Li Bai's most popular poem recently.

Li Bai's most popular poem recently: Looking at Tianmen Mountain from afar.

Full text: Tianmen breaks the Chu River and opens the Higashi Shimizu River. The green hills on both sides are neck and neck, and a boat meets leisurely from the horizon. Literal meaning of the whole poem: The Yangtze River is like a giant axe, splitting the male peak of Tianmen, where the Qingjiang River flows eastward and then turns north. The green hills on both sides of the strait are opposite, and the beautiful scenery is difficult to distinguish. A ship came from the sunset in the west.

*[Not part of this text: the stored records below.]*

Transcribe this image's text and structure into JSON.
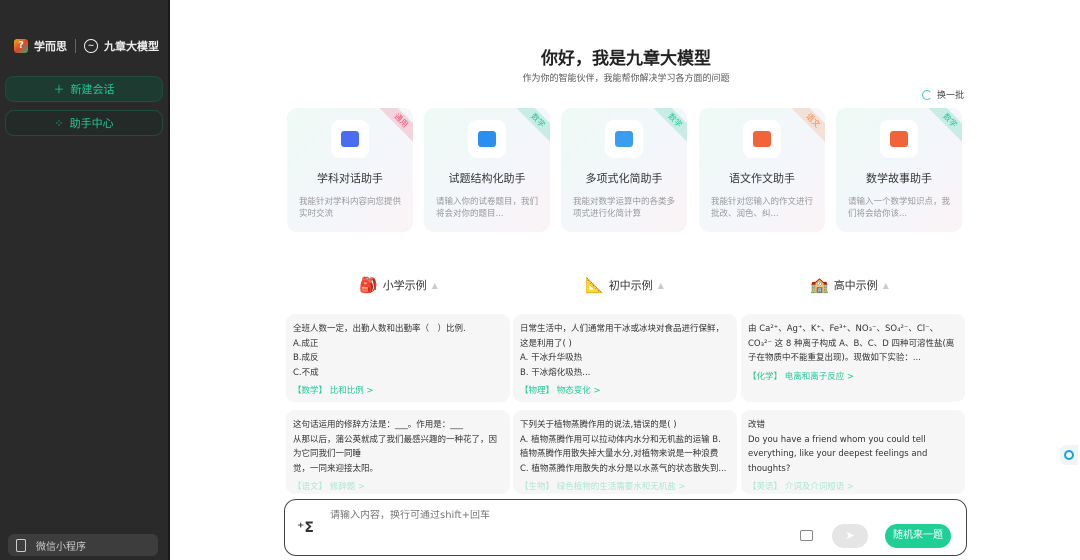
{
  "sidebar": {
    "brand1": "学而思",
    "brand2": "九章大模型",
    "new_chat": "新建会话",
    "helper_center": "助手中心",
    "mini_program": "微信小程序"
  },
  "header": {
    "title": "你好，我是九章大模型",
    "subtitle": "作为你的智能伙伴，我能帮你解决学习各方面的问题",
    "refresh": "换一批"
  },
  "cards": [
    {
      "tag": "通用",
      "tag_color": "#f0506e",
      "icon_color": "#4a6cf0",
      "title": "学科对话助手",
      "desc": "我能针对学科内容向您提供实时交流"
    },
    {
      "tag": "数学",
      "tag_color": "#1fc996",
      "icon_color": "#2b8ff0",
      "title": "试题结构化助手",
      "desc": "请输入你的试卷题目，我们将会对你的题目..."
    },
    {
      "tag": "数学",
      "tag_color": "#1fc996",
      "icon_color": "#3a9ef0",
      "title": "多项式化简助手",
      "desc": "我能对数学运算中的各类多项式进行化简计算"
    },
    {
      "tag": "语文",
      "tag_color": "#f58a4a",
      "icon_color": "#f2633a",
      "title": "语文作文助手",
      "desc": "我能针对您输入的作文进行批改、润色、纠..."
    },
    {
      "tag": "数学",
      "tag_color": "#1fc996",
      "icon_color": "#f2633a",
      "title": "数学故事助手",
      "desc": "请输入一个数学知识点，我们将会给你该..."
    }
  ],
  "columns": [
    {
      "title": "小学示例",
      "examples": [
        {
          "lines": [
            "全班人数一定，出勤人数和出勤率（　）比例.",
            "A.成正",
            "B.成反",
            "C.不成"
          ],
          "tag": "【数学】 比和比例 >"
        },
        {
          "lines": [
            "这句话运用的修辞方法是：___。作用是：___",
            "从那以后，蒲公英就成了我们最感兴趣的一种花了，因为它同我们一同睡",
            "觉，一同来迎接太阳。"
          ],
          "tag": "【语文】 修辞题 >"
        }
      ]
    },
    {
      "title": "初中示例",
      "examples": [
        {
          "lines": [
            "日常生活中，人们通常用干冰或冰块对食品进行保鲜，这是利用了( )",
            "A. 干冰升华吸热",
            "B. 干冰熔化吸热..."
          ],
          "tag": "【物理】 物态变化 >"
        },
        {
          "lines": [
            "下列关于植物蒸腾作用的说法,错误的是( )",
            "A. 植物蒸腾作用可以拉动体内水分和无机盐的运输 B. 植物蒸腾作用散失掉大量水分,对植物来说是一种浪费",
            "C. 植物蒸腾作用散失的水分是以水蒸气的状态散失到..."
          ],
          "tag": "【生物】 绿色植物的生活需要水和无机盐 >"
        }
      ]
    },
    {
      "title": "高中示例",
      "examples": [
        {
          "lines": [
            "由 Ca²⁺、Ag⁺、K⁺、Fe³⁺、NO₃⁻、SO₄²⁻、Cl⁻、CO₃²⁻ 这 8 种离子构成 A、B、C、D 四种可溶性盐(离子在物质中不能重复出现)。现做如下实验：..."
          ],
          "tag": "【化学】 电离和离子反应 >"
        },
        {
          "lines": [
            "改错",
            "Do you have a friend whom you could tell everything, like your deepest feelings and thoughts?"
          ],
          "tag": "【英语】 介词及介词短语 >"
        }
      ]
    }
  ],
  "input": {
    "placeholder": "请输入内容，换行可通过shift+回车",
    "sigma": "⁺Σ",
    "random": "随机来一题",
    "send": "➤"
  }
}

Looking at Tianmen Mountain is a poem by Li Bai, a great poet in the Tang Dynasty. This poem describes the poet's sight of Tianmen Mountain downstream: the first two sentences describe the grandeur of Tianmen Mountain and the momentum of the mighty river; The last two sentences describe the prospect of looking through the gap between the green hills on both sides of the strait, showing a dynamic beauty.

Through the description of Tianmen Mountain, the whole poem praises the magic and magnificence of nature, expresses the author's optimistic and heroic feelings when he first came to Bashu, and shows the author's free and unrestrained spirit. The artistic conception of the works is broad, the weather is majestic, the dynamic and static are in harmony with each other, and they set each other off as interesting, and they can turn static into dynamic and dynamic into static, showing a fresh interest.

Overall appreciation

Tianmen Mountain is facing Jiajiang River, and it is inseparable from the Yangtze River. The first two sentences of the poem start with the relationship between "Jiang" and "Mountain". The first sentence, "Tianmen breaks the Chu River", closely follows the topic and goes all the way to Tianmen Mountain. The key point is that the Chu River rushing eastward breaks through the majestic momentum of Tianmen Mountain.

It gives people rich associations: Tianmen Mountain and Tianmen Mountain were originally a whole, blocking the turbulent river. Due to the impact of the surging waves of the Chu River, Tianmen was knocked open and interrupted, becoming two mountains. This is quite similar to the scene described by the author in "Song of Yuntai in Xiyue to Send Dan Qiu Zi": "Genie (river god) roared and broke two mountains (referring to Huashan in Hexi and shouyangshan in Hedong), and Hongbo sprayed into the East China Sea."